Carley Moore is an essayist, novelist, and poet. The Not Wives is her debut novel. (Last year, Mom Egg Review reviewed Moore’s debut essay collection, 16 Pills). The Not Wives, set in New York City just before and during Occupy Wall Street, it is an explicit and gritty yet authentic and unapologetic exploration of issues of womanhood, motherhood, class and wealth in today’s society.

I’m not regular. People think moms are boring and not political, but some of us are broken, queer, crazy, loud, sex-positive poet single mamas so don’t underestimate us or call us regular. (178-79)

Moore braids together the stories of several women: Stevie, a college professor and mother who is going through a divorce (“…I’m just a woman who is no longer a wife. The not wife.”) 105, Mel, her bisexual best friend, who is struggling to find her place in an open relationship, and Johanna, a homeless teenager Stevie meets in the park (“…I am a nearly dead thing, a husk of an earlier version of myself, just like the one who jumped.”) 83.

Sprinkled throughout the book are lyric essays that speak to the collective experience of wives, husbands, and occasionally children.
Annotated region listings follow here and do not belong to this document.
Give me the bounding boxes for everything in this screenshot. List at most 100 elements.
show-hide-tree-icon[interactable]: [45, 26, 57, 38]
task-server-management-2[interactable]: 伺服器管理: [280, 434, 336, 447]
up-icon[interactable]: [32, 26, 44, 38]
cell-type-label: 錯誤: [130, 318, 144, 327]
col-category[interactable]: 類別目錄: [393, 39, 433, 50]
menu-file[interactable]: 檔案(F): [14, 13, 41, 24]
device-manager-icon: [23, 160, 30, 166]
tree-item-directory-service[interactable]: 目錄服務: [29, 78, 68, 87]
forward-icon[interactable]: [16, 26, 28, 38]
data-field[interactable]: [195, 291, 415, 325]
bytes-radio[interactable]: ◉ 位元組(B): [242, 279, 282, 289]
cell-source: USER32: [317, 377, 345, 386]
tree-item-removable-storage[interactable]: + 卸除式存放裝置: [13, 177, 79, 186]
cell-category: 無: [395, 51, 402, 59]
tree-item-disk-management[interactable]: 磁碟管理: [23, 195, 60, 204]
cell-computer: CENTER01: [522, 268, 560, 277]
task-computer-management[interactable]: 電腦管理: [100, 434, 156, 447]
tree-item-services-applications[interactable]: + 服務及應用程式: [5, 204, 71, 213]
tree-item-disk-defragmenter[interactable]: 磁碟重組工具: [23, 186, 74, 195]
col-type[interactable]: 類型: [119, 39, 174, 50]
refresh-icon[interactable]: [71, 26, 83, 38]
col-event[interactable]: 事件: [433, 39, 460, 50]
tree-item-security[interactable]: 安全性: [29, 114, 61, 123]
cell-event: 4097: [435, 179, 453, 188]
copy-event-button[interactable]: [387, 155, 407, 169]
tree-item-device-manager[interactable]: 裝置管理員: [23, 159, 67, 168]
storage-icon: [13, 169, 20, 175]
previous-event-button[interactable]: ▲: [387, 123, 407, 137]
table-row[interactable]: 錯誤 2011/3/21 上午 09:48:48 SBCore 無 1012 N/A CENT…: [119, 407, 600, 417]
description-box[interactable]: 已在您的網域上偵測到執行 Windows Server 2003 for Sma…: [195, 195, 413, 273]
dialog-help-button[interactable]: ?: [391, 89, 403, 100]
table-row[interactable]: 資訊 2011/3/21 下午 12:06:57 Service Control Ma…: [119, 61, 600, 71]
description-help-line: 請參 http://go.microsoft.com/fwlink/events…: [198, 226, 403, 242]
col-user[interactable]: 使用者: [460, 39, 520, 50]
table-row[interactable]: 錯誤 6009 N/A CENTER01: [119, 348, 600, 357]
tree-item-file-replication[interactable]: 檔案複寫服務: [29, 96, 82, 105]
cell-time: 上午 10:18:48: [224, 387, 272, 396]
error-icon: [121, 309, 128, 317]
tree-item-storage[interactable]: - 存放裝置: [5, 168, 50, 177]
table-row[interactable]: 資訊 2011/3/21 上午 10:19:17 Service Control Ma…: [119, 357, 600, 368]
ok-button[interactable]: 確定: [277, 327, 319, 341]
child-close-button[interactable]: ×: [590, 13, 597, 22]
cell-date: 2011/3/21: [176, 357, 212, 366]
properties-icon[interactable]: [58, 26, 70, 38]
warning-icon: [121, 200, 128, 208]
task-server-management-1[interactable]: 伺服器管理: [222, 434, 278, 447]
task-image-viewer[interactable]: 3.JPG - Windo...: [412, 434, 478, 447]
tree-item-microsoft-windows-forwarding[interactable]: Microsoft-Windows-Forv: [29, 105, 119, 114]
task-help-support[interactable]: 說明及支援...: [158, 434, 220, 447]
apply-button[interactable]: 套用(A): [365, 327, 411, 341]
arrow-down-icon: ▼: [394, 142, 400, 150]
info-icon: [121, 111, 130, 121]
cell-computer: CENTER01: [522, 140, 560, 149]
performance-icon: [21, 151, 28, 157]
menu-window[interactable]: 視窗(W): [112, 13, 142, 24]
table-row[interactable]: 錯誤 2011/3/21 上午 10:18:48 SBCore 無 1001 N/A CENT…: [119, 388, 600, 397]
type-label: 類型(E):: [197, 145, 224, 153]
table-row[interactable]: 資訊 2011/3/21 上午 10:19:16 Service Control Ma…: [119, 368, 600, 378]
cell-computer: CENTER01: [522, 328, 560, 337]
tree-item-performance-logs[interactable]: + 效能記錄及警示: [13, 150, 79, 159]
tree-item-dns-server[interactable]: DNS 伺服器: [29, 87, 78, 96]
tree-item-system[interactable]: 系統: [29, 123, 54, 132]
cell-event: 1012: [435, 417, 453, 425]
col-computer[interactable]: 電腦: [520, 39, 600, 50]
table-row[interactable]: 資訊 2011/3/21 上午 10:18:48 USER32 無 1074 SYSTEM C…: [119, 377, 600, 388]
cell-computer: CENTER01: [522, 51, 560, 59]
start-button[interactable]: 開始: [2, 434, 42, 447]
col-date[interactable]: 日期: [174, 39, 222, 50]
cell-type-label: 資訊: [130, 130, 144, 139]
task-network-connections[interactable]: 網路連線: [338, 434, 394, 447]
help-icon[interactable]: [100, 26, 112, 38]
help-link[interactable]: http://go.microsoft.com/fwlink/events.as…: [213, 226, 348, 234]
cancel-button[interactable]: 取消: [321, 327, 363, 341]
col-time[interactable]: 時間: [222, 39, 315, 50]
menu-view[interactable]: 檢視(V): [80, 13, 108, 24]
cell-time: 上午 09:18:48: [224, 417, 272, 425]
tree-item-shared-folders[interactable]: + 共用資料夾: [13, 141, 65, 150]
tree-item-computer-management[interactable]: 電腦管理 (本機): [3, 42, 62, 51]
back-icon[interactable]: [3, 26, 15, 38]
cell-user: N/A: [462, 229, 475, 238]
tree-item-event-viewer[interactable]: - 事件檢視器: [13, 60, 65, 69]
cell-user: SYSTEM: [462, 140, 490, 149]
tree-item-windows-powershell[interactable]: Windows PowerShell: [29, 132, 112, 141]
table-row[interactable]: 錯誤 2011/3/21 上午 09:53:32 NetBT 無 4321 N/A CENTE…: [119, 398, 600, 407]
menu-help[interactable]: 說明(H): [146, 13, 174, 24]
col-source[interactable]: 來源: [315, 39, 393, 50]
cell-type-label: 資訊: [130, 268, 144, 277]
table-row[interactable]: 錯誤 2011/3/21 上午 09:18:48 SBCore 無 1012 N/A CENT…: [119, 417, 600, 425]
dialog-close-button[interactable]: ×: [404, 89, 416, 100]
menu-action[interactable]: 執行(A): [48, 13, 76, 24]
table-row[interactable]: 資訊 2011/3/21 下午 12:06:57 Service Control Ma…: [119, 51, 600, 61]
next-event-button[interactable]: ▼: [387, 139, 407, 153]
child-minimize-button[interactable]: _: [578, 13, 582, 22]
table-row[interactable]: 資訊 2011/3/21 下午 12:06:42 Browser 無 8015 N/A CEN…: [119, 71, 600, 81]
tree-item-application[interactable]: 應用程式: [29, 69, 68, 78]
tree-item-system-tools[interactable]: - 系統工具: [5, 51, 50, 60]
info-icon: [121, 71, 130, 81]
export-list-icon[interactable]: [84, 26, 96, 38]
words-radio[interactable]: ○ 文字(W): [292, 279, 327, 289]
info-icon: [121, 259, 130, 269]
Both Stevie and Johanna witness a female student, Madison Reilly, commit suicide by jumping off the 8th floor of a campus building, and her story is intertwined as well.

We’d both been witnesses to a girl in transit, passing out of this world and into another. I’d seen her fall from the sky and she’d seen her make contact with the earth. Somehow, I felt this connected us. (58)

As a former single mother, there was so much I related to in this book, from the quotidian details to the weird dichotomy of shared parenting—when you have your kid, you are in full-on mom mode, but when your ex has them, you have a single adult life, free to go to bars or protests until all hours. I’ve never seen a novel explore this aching yet liberating contradiction.

On the days when Sasha was with Aaron, I could go anywhere and do anything. I didn’t have to ask permission, figure out childcare, be home at a certain hour, or even check in with anyone. (190)

Moore also captures the heartbreak, anxiety, and terror that I personally experienced as a single mother. I’ve never felt so seen in literature.

In my nightmare, we are paperless, wandering, searching.
In my nightmare, the children get separated from their parents.
In my nightmare, there are camps everywhere.
In my nightmare, there are bombs.
In my nightmare, we are alone.
In my nightmare, I am not a good mother.
In my nightmare, I do not find shelter for us.
In my nightmare, I cannot free other people’s babies from cages.
In my nightmare, I am falling, always falling.
In my nightmare, I cannot reach her and she falls too.
In my nightmare, there is never a net.
In my nightmare, I am the phoenix of anxiety and worry, and I destroy us all. (36)

Moore’s language itself is poetic and beautiful, the phrasing lyrical and poignant.

I made a list of lost things. My marriage. A husband. The earliest version of him—that young man who once loved me so. Dead and gone, or at least lost to me. A girl who jumped. My apartment. Not yet, but soon. (151-152)

Stevie is the mother of everyone.

Your job in this dorm and as a teacher is to keep students from jumping, I thought. It’s to make them care enough about something—writing, a book, me, my kid, a lover, a movie, a poem—so that they don’t give up. (68)

Yet Stevie is allowed to be “both strong and broken” (110), as Johanna describes her. This reminds me of a friend’s words from my own single mama days that became my mantra: “I am so fucked up and beautiful.” This to me is the beauty of this book. The women are wounded, strong, fierce, self-doubting, always authentic and brazenly laid bare.

Sex is not written about through cagey euphemisms, but rather with full disclosure that I haven’t seen in a work of literary fiction before, and I found this revolutionary. In my opinion, social media portrays mothers as asexual bodyless creatures, without physical needs beyond coffee, wine and chocolate. Moore’s female characters are unapologetically human, with bodies and desires. The same goes for her queer characters—they are flawed, complicated, and fully formed.

Moore is one of the most exciting recent voices in feminist literature, and The Not Wives is a must-read for any divorced parent.

The Not Wives by Carley Moore
Feminist Press, 2019, 368 pages, $17.95 [paper] ISBN: 9781936932689


Lara Lillibridge is the author of Mama, Mama, Only Mama (Skyhorse, 2019), Girlish: Growing Up in a Lesbian Home (Skyhorse, 2018) and co-editor of the anthology, Feminine Divine: Voices of Power and Invisibility (Cynren Press, 2019).